L'INSERTL’insert est le très gros plan d'un objet ou d'une partie du corps (le regard par exemple). Il a donc un impact très fort sur le spectateur, lui indiquant de façon dictatoriale ce qu’il faut regarder, et le privant de parcourir du regard une étendue (le plan large). C’est un regard obligé.
L’Insert comme rythme
L’insert coupe. Il cache le visible pour mettre l’accent sur sa présentation, son rythme. Plusieurs inserts à la suite donne une musicalité dont ont joué les cinéastes de l’abstraction – Duras, Cavalier ou Resnais.
Dans Muriel ou le temps d’un retour, une suite d’objets dans un café est déclinée comme autant de notes de musique : verres, tasses, assiettes... Le montage des gros plans donne l’idée d’un lieu, de façon moins banale que l’aurait fait un plan large. Et surtout Resnais favorise dans ce film la décomposition des mouvements (personnages marchant dans la rue), des temps (les images super-8, les souvenirs qui ne s’accordent plus au présent), des espaces (Boulogne-sur-mer/Algérie) et des objets (Hélène, le personnage principal est antiquaire). Un lieu ne peut plus être pris dans un ensemble (plan large) ; c’est une vision parcellaire, très Nouveau Roman, qui seule peut montrer non pas la chose elle-même, mais l’impossibilité de représenter la chose.
L’insert est ici fragment qui prend corps dans une musicalité, comme un prélude à la scène du café, qui joue d’une dissonance entre les notes du passé et le présent (« Mais enfin c’est bien nous qui nous nous sommes aimés ? » dit Hélène à son amour d’Algérie).

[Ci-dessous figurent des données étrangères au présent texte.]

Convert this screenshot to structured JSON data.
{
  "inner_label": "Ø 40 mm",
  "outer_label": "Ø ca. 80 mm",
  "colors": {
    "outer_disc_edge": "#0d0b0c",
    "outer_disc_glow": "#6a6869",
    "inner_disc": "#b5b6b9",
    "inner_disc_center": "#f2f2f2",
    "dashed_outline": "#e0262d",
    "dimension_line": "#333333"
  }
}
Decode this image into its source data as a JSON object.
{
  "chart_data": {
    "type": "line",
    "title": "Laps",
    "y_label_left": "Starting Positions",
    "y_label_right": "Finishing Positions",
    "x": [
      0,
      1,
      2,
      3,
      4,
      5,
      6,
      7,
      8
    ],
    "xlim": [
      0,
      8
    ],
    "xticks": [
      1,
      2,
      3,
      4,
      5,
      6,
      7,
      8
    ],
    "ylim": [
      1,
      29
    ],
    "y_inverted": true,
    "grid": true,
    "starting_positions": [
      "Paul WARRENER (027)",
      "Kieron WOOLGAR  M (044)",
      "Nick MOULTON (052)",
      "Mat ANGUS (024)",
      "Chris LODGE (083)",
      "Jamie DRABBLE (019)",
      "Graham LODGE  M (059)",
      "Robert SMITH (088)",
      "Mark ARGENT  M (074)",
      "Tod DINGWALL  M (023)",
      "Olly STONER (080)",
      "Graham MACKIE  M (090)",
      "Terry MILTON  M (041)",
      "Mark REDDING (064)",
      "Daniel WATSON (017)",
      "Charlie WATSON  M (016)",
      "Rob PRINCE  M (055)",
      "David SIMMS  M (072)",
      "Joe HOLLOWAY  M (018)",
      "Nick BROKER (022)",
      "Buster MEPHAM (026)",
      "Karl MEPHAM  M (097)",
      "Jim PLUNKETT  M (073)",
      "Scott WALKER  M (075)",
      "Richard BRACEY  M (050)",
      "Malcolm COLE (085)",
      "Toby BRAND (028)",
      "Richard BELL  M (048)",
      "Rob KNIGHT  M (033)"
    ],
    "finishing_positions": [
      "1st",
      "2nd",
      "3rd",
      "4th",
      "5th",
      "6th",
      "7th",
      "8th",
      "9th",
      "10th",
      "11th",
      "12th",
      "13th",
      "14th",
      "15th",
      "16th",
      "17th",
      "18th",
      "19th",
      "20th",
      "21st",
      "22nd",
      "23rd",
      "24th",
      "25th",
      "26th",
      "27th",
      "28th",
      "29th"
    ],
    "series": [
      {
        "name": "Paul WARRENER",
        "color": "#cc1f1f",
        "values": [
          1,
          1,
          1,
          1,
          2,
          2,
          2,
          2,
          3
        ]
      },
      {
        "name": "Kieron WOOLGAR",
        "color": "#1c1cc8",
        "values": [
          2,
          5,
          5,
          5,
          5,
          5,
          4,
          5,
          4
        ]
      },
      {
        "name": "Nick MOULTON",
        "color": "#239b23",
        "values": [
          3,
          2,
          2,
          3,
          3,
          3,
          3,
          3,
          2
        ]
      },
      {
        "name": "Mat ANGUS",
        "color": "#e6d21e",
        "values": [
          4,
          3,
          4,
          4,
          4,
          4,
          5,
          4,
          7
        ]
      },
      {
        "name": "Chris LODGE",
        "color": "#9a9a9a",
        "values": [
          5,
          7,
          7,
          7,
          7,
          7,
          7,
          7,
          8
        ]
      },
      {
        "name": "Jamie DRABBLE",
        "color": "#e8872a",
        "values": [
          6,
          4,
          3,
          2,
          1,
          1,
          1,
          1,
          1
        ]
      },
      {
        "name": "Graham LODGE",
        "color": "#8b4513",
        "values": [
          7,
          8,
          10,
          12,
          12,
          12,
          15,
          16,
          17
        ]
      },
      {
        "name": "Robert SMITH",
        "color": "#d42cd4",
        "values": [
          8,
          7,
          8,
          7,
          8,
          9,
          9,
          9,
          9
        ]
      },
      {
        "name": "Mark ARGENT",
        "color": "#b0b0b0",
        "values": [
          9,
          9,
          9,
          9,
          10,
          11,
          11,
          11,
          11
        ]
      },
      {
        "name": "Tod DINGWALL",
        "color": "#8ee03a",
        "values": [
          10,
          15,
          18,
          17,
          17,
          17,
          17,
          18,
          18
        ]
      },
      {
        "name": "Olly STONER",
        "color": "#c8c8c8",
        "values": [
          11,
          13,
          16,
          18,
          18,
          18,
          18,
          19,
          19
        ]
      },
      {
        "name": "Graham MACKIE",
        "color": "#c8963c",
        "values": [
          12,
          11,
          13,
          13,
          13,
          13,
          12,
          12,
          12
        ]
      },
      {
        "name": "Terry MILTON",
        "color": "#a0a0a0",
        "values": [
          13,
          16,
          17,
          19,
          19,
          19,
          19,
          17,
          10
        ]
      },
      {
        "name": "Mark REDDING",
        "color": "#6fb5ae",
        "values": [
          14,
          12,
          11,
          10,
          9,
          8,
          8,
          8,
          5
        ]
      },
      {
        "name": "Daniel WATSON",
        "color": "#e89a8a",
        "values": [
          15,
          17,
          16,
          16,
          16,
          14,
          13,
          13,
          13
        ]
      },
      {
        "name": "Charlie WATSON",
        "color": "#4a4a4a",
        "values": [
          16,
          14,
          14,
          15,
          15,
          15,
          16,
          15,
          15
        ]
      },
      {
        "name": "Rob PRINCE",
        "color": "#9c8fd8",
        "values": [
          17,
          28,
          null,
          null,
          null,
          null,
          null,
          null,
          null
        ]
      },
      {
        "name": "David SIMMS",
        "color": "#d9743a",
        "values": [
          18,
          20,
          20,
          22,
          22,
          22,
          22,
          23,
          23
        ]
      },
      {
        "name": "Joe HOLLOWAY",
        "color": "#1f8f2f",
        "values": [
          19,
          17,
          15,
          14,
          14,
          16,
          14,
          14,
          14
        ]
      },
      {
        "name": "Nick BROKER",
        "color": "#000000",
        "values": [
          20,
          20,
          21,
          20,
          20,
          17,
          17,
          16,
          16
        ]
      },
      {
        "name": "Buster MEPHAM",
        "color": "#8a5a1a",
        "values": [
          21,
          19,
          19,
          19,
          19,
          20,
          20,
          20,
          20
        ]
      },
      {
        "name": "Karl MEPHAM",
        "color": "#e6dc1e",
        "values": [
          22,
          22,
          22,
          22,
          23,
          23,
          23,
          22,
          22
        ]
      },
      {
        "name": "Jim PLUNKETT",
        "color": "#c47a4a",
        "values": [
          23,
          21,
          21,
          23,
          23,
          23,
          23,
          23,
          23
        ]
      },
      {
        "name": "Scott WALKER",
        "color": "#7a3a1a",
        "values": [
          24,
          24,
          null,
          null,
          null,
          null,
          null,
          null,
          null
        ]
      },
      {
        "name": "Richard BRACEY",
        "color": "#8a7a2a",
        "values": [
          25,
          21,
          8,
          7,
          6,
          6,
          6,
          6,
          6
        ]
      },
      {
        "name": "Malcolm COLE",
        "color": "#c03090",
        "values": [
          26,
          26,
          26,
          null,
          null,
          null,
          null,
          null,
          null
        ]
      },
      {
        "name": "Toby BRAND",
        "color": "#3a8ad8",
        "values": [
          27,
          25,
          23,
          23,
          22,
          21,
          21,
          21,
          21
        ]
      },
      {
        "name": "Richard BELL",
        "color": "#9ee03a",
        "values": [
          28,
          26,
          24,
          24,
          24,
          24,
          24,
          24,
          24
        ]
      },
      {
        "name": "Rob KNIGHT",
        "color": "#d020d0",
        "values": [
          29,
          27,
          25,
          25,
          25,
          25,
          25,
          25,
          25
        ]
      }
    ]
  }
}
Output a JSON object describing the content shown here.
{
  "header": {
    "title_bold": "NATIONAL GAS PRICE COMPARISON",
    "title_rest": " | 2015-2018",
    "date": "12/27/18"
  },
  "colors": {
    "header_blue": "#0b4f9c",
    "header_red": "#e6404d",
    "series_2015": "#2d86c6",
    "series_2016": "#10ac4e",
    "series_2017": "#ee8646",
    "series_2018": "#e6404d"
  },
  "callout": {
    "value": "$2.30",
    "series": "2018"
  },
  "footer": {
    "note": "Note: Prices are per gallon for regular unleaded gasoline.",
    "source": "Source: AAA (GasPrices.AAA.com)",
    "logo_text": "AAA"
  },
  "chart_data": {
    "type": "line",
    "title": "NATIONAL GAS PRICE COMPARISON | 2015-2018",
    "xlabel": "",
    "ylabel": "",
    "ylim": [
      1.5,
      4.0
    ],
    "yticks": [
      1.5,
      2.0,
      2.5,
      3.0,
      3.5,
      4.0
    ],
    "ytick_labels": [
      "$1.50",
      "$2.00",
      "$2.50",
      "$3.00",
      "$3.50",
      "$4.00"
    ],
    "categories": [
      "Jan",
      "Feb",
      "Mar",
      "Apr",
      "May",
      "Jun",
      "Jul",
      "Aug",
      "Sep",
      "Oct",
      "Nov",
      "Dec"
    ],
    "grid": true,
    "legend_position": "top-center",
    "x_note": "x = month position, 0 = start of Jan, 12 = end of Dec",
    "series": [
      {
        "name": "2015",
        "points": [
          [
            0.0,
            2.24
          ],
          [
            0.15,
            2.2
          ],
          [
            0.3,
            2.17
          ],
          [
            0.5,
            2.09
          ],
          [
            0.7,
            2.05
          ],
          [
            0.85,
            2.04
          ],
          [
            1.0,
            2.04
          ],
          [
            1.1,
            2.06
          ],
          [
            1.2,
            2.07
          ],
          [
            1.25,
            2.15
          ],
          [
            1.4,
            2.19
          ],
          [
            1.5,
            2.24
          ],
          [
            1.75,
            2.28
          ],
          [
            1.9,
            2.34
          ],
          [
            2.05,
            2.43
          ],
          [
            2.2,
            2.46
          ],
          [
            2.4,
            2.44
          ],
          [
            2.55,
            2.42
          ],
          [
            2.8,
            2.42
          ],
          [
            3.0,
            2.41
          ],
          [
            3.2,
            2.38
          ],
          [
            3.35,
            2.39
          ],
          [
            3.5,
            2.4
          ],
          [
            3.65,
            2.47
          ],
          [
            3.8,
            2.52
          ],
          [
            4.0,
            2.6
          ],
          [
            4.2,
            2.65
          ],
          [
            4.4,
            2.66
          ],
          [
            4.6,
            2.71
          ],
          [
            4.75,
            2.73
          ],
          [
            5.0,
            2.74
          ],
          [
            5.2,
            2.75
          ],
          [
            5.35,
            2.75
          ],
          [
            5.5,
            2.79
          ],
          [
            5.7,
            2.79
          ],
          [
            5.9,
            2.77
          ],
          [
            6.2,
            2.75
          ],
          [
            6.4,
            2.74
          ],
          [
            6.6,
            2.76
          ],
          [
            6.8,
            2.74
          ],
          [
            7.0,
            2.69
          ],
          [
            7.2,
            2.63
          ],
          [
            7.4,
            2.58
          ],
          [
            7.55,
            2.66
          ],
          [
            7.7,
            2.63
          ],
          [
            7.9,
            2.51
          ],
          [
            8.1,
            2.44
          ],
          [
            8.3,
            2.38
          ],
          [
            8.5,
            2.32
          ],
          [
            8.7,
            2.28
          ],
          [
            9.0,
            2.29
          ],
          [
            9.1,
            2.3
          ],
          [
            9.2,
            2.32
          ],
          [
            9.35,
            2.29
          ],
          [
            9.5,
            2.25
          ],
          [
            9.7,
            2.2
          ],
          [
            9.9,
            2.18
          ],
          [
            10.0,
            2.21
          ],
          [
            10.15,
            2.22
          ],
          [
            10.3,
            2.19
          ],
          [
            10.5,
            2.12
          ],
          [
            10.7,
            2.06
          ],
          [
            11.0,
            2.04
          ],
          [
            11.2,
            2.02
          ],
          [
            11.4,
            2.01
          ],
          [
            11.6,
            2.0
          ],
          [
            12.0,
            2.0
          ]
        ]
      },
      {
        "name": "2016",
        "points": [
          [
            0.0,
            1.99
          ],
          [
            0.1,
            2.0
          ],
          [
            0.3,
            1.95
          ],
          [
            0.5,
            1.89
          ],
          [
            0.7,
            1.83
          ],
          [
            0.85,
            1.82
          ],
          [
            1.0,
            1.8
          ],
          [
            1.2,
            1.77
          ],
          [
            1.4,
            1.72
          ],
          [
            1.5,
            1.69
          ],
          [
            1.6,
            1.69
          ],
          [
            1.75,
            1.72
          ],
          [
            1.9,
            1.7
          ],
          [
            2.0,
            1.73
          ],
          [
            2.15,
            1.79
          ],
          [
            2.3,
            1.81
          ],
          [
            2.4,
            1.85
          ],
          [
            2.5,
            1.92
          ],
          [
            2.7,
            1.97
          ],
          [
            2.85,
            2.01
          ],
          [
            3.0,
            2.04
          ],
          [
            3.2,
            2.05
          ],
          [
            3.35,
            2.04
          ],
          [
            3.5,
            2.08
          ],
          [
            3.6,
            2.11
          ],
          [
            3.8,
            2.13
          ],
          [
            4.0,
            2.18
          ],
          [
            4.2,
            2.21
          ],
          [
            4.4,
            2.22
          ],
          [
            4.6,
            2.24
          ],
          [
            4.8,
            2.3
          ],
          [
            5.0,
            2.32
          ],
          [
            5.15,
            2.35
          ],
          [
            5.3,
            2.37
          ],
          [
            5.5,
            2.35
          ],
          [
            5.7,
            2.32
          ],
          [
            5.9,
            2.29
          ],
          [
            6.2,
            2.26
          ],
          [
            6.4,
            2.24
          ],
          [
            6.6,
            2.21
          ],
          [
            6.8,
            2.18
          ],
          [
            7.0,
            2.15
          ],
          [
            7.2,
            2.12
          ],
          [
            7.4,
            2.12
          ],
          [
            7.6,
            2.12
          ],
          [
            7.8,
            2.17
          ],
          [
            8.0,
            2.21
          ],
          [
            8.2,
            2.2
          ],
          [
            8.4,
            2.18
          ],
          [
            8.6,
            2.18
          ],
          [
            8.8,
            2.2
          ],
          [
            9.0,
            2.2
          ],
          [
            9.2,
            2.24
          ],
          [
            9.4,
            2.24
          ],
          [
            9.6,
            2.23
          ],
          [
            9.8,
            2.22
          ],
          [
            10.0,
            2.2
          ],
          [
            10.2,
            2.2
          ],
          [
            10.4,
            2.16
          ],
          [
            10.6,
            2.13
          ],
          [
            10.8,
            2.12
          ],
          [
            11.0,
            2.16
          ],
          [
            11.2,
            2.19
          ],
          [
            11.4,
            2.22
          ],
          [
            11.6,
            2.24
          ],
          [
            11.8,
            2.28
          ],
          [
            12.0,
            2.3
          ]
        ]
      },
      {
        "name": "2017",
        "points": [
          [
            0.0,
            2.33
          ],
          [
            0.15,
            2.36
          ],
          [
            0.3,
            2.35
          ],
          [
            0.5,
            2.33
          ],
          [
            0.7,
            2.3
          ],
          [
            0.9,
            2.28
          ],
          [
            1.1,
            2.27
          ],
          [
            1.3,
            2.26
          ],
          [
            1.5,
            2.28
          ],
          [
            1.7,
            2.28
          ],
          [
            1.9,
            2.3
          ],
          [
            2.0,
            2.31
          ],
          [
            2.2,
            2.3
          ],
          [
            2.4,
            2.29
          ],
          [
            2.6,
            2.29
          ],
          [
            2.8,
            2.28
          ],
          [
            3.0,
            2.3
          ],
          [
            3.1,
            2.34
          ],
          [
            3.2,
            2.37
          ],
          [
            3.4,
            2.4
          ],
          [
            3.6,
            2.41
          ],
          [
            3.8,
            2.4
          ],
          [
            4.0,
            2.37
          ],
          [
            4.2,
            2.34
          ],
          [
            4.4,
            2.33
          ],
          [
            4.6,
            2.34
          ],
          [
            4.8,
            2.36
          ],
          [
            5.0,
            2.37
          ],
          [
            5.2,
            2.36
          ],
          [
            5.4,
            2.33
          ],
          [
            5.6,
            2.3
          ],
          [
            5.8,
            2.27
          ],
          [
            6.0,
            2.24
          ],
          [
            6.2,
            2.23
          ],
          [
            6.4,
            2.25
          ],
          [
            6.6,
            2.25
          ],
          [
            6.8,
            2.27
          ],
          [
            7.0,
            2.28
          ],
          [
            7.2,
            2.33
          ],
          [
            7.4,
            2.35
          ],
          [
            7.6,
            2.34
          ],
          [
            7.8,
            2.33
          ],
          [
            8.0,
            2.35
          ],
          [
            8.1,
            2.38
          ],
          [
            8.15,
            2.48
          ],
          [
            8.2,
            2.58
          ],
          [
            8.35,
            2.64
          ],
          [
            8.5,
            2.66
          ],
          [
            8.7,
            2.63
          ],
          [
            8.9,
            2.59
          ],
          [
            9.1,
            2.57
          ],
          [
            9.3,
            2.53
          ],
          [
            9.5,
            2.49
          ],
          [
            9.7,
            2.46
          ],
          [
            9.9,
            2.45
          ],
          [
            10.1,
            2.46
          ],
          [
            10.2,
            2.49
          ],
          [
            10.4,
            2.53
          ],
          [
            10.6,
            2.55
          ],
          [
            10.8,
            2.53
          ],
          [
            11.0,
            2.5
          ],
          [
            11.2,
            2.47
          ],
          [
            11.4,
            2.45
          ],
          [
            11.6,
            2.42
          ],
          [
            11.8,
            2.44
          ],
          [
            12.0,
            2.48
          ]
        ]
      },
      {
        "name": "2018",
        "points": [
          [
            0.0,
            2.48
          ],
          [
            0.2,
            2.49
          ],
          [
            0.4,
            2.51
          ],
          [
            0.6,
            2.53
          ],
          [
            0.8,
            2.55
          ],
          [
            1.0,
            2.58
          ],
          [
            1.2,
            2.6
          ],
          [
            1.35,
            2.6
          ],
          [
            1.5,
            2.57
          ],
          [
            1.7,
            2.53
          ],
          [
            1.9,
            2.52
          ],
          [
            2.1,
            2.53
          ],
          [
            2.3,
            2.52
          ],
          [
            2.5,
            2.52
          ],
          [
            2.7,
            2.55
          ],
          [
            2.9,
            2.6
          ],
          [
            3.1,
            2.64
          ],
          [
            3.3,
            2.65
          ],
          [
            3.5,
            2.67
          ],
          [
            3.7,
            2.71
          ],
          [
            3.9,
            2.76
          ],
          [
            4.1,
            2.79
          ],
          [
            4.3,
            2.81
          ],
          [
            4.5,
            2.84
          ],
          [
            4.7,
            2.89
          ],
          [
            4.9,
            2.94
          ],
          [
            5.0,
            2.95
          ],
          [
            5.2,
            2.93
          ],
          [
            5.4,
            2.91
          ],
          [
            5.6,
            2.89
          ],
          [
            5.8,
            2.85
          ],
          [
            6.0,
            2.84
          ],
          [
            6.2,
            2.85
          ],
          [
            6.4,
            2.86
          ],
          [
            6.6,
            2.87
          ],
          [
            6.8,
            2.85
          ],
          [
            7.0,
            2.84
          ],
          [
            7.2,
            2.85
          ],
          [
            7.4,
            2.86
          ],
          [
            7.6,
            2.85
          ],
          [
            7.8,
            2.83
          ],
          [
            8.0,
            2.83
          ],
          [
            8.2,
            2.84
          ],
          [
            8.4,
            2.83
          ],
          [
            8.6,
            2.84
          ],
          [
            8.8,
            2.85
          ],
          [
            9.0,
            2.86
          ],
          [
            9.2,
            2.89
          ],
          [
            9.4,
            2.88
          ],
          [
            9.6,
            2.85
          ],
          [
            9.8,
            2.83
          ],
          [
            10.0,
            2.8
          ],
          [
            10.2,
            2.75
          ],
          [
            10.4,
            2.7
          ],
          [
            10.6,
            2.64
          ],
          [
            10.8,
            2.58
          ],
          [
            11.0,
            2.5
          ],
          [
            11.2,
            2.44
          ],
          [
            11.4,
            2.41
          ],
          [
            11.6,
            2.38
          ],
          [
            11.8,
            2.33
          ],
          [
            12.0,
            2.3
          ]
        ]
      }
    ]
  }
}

L’Insert comme dramatisation
Souvent l’insert souligne puisqu’il répète un élément vu dans un plan plus large. Cela peut être aussi bien un plan sur un revolver (oui, c’est bien un revolver que le personnage tient dans les mains), qu’un plan sur un regard (oui, le personnage voit bien ce qu’on pense qu’il voit). L'œil de l'ordinateur Hal dans 2001 l'Odyssée de l'espace fait office d’insert ironique et émouvant : Kubrick lui donne une humanité, une pensée, par ce plan. Tout autre plan n’aurait pas produit cet effet avec autant de justesse.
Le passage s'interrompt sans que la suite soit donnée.